Some will say that technology has provided us with new medicines that save lives or technologies like compostable one use utensils or electric cars. I would retort that, often, medicines may have increased the longevity of life, but the cost (monetary or otherwise) to maintain that life increases. Or the side effects of the medicine or treatments degrades the quality of life. For environmental technology, compostable utensils still produce waste which can actually be harder to compost than recycling is. Worse, it makes people feel better about throwing things away instead of reuse. And electric cars may not emit greenhouse gases, but the construction of the batteries and other elements along with their disposal can be just as damaging to the environment as a very fuel efficient car.

Everything in life is a trade off. Some times technology has more payoff than liabilities, but then the new technology can be a victim of its own success. Clearly, automobiles were superior to horse drawn carriages right? Except that horse drawn carriages don’t emit green house gases.

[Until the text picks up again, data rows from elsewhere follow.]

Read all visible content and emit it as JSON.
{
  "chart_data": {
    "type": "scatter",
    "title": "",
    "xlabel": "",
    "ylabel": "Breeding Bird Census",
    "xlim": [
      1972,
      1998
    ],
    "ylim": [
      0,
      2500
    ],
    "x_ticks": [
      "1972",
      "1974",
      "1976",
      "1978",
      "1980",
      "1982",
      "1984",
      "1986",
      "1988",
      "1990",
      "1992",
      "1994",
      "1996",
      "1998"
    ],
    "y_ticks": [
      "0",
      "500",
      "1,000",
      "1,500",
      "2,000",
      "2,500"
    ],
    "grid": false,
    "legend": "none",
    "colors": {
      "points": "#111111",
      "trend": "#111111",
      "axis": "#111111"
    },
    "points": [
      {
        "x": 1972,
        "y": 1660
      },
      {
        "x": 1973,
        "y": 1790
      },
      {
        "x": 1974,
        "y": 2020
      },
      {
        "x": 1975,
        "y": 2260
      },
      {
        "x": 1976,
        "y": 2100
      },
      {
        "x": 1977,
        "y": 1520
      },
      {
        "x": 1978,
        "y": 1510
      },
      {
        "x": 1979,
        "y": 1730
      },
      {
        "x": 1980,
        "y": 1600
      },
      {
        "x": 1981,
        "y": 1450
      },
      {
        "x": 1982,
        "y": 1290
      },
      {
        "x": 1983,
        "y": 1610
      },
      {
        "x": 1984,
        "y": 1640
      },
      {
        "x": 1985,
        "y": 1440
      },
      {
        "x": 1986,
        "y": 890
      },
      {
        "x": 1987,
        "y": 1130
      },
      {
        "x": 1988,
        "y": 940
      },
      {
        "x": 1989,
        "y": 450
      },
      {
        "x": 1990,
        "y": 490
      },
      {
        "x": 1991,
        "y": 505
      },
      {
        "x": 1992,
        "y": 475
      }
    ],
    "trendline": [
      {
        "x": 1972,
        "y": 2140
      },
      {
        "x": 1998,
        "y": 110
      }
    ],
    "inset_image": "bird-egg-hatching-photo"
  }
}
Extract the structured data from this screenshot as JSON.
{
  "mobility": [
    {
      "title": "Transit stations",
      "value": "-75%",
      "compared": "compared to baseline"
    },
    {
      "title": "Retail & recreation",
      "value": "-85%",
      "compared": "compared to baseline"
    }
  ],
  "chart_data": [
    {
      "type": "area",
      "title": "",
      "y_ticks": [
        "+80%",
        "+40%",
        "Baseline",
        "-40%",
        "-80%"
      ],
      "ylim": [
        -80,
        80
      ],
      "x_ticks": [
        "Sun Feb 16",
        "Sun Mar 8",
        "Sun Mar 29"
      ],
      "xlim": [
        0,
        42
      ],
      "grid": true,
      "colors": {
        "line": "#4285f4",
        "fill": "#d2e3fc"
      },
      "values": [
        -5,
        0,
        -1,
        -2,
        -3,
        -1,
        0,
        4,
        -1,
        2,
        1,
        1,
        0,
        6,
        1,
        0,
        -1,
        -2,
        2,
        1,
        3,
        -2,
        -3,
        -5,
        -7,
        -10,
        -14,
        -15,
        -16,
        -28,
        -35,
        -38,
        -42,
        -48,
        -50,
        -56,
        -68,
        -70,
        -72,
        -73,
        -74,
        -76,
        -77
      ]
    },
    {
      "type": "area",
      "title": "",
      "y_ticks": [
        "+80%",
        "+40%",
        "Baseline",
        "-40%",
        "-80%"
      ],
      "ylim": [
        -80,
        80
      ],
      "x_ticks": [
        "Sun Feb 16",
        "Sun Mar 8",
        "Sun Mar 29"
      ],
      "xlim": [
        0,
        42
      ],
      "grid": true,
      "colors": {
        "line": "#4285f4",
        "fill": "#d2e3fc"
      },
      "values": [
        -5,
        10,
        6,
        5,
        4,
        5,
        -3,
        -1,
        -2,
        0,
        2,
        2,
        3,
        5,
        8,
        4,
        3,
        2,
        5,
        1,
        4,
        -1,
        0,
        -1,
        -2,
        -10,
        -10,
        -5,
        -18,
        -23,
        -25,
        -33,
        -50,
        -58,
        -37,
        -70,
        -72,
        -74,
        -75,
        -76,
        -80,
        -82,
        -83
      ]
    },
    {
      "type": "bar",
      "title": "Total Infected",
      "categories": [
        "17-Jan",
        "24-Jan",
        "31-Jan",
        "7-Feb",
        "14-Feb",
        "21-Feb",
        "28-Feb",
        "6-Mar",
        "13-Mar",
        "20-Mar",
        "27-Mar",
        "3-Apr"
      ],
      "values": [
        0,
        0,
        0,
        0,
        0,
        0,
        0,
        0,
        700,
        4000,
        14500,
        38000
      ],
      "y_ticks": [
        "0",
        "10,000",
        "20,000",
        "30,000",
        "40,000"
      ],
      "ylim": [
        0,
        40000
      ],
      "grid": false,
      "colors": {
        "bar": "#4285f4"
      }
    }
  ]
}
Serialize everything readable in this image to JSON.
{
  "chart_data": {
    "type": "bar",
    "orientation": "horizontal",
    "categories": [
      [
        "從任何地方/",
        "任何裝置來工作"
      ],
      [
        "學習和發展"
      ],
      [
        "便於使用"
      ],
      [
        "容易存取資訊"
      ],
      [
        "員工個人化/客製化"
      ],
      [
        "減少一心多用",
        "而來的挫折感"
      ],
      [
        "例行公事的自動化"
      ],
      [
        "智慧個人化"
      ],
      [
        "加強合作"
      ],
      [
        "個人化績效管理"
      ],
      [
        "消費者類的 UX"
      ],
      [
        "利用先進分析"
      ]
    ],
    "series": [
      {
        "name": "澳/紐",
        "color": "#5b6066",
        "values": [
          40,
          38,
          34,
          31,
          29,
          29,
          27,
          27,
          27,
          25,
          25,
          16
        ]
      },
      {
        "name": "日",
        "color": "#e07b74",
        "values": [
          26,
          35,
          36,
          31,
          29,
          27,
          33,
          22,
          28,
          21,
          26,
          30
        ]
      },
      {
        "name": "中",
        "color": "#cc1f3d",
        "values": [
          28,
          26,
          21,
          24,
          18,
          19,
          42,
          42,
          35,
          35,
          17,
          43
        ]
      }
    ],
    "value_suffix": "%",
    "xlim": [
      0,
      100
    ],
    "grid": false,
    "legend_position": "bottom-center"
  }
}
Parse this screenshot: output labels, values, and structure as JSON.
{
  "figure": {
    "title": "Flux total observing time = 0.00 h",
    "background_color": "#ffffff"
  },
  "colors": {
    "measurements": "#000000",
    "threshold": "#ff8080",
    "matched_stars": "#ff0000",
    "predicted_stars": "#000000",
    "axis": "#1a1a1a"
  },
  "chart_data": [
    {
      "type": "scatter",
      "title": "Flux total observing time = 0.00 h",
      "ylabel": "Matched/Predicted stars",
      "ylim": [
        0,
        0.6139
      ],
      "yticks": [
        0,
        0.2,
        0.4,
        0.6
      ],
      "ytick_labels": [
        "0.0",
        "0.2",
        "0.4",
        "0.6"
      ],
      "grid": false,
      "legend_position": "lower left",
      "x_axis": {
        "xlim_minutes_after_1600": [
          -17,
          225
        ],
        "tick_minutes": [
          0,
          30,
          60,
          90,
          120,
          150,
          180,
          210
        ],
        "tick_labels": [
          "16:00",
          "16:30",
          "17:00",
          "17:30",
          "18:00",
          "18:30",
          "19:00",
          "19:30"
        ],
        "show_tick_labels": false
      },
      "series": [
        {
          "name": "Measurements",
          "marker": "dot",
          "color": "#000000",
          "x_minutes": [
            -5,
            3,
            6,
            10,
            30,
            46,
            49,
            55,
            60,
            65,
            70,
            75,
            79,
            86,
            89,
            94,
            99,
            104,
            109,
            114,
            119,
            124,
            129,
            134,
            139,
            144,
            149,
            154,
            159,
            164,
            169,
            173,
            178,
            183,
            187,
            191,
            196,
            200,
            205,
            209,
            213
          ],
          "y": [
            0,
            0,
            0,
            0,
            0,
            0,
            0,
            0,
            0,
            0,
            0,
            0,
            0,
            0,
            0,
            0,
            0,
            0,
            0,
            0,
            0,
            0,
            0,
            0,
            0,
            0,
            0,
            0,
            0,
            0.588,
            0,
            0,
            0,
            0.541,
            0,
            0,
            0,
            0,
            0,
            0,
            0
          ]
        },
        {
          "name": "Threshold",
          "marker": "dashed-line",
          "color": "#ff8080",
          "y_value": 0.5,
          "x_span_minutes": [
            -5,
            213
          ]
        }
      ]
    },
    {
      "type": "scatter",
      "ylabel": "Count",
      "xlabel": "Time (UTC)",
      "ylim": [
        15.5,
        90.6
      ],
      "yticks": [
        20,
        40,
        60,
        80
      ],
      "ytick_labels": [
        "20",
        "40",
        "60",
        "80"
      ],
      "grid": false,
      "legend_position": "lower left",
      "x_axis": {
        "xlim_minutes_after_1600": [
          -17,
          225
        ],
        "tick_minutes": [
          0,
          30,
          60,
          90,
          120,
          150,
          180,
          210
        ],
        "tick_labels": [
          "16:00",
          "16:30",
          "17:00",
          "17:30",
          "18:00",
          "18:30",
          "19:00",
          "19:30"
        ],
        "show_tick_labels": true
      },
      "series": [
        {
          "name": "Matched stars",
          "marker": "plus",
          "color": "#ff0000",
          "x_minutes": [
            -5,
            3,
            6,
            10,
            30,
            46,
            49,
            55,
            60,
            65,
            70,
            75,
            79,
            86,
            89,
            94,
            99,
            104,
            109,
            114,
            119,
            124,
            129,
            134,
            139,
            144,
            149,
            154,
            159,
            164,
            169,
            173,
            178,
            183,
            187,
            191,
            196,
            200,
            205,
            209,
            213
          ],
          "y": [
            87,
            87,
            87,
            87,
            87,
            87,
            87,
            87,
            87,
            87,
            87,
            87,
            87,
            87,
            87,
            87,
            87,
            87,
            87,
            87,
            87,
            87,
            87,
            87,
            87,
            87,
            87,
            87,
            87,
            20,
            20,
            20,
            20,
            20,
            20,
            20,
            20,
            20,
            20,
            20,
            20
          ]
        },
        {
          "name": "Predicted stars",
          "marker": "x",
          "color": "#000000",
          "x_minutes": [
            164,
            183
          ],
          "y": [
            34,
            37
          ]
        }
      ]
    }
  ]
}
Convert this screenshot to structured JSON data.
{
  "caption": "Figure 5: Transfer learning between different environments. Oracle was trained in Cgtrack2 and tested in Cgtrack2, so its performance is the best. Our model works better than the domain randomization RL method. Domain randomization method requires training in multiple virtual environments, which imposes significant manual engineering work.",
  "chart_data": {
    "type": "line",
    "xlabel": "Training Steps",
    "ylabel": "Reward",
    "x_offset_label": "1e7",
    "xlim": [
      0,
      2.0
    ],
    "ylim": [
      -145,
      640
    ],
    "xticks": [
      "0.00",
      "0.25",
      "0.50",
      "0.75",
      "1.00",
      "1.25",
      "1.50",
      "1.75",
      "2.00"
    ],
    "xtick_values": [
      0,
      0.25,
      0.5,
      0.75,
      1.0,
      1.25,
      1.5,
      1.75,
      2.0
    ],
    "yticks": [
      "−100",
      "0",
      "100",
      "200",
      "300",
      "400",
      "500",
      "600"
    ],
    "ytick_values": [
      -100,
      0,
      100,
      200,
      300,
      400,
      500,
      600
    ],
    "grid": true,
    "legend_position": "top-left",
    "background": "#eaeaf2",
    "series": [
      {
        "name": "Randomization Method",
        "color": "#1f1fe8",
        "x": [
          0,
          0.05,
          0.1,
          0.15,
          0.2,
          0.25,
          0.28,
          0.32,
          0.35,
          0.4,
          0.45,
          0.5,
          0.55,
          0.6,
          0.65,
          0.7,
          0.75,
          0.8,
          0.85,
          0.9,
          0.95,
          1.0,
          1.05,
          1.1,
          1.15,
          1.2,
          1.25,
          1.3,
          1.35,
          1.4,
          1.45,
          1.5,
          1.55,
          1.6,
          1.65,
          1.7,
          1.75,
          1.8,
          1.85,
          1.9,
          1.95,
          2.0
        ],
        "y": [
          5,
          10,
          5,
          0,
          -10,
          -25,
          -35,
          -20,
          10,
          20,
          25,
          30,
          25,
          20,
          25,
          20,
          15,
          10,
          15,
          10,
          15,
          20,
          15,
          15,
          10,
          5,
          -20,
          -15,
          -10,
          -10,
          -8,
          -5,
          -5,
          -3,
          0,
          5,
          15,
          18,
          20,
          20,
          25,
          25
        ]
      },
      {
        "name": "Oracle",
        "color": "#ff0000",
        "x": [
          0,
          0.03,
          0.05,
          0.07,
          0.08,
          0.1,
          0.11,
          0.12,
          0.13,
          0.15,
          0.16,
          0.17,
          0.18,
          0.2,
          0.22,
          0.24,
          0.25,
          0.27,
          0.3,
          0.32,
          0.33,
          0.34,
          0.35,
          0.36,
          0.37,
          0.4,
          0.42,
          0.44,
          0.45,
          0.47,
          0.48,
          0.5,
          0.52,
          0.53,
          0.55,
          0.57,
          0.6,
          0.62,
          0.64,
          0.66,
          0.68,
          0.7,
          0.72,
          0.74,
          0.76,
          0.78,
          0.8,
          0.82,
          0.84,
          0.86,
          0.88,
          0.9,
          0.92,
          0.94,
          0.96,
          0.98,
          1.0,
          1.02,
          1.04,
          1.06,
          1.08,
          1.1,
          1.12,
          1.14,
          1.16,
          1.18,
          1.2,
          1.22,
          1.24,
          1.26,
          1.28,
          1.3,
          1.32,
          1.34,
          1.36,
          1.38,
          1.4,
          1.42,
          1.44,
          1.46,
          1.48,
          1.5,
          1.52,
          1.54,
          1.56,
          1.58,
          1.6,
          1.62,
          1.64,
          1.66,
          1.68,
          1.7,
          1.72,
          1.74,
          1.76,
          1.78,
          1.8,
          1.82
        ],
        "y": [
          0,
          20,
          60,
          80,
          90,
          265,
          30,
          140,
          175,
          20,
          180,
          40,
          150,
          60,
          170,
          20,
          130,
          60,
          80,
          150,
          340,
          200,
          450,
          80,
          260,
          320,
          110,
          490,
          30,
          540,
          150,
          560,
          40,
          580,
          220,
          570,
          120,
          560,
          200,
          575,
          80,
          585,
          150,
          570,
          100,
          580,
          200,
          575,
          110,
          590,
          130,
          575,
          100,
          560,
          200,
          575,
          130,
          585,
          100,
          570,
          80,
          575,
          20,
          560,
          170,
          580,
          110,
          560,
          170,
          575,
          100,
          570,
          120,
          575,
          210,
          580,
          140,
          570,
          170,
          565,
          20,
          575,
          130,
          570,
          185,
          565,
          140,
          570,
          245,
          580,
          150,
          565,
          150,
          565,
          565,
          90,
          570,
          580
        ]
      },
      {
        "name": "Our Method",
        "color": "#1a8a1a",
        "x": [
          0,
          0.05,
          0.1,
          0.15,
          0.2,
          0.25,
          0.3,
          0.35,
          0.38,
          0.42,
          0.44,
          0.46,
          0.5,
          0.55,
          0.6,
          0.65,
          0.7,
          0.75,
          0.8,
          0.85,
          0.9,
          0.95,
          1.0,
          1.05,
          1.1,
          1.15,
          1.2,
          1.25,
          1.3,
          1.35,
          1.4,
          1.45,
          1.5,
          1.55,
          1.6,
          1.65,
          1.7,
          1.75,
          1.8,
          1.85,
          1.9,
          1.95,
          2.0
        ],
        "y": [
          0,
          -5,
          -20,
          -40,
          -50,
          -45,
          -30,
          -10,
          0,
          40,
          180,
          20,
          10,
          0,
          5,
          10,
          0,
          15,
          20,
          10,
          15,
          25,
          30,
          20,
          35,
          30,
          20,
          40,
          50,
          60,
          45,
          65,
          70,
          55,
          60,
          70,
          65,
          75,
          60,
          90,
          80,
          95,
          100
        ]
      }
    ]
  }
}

I believe that the real challenge is often social or cultural rather than technological. In the case of open source, I believe that the social solution (treating open source as a national resource) is a better solution than technological.

In fact, technologies often just open up a can of worms, and more sadly, many in the software engineering profession don’t consider the ramifications of their actions. A few weeks ago, I was listening to a talk on National Public Radio about deep fake technology. The technology to generate a person’s voice after listening to just 40min of data, and being able to manipulate video to match the lip movement has become scary. If you think there’s “fake news” now…just wait. What truly disturbed me though, was when the host of the talk asked one of the inventors of the technology if she thought about what it could be used for and what kind of damage it could do. Her answer was basically, “well, it’s not my problem, and if I didn’t do it, someone else would have”. Look at Facebook’s old “move fast and break things” motto (which they changed by the way). I have come to feel now, that software engineers need to take an ethics course in college just like health and business majors do.

As engineers, I believe we have become conditioned to think of technology as our go to tool to solve a problem. We rarely, if ever, see technology as the problem.

But, technology is here to stay. Could we combine a technological solution with a social one. For example, if we went the route of making open source a publicly funded resource like highways, schools or libraries, we could mandate having webassembly as a standard. This way, you could consume the libraries from whatever language you are most comfortable with.

Conclusion

Clearly, open source is vital to today’s information technology sector, and by extension, not just a business’s economic health, but an entire nation.

Open source is under attack not just from hackers, but often by demanding users who believe they are owed something for free. The risk of abandoned software is often high. There aren’t many good solutions out there, and I seriously doubt (at least in America) open source will be treated as a national resource that gets publicly funded. Or for that matter, I don’t know if people will even like that idea as it’s too socialistic for American tastes I think.

The other solution, technological, is I think chasing after a unicorn. Engineers, being technical, tend to think of problems as technical first, and cultural or social second. But everyone would have their own idea on how to solve this problem technologically, but how would you enforce this system in a “weakest link” scenario? It just takes one bad link to break the chain, so unless everything is onboard with the technology solution it won’t work.

Given the plethora or programming languages, operating systems, frameworks and libraries that all do the same thing, I personally think it’s a fools errand without also thinking about a social solution.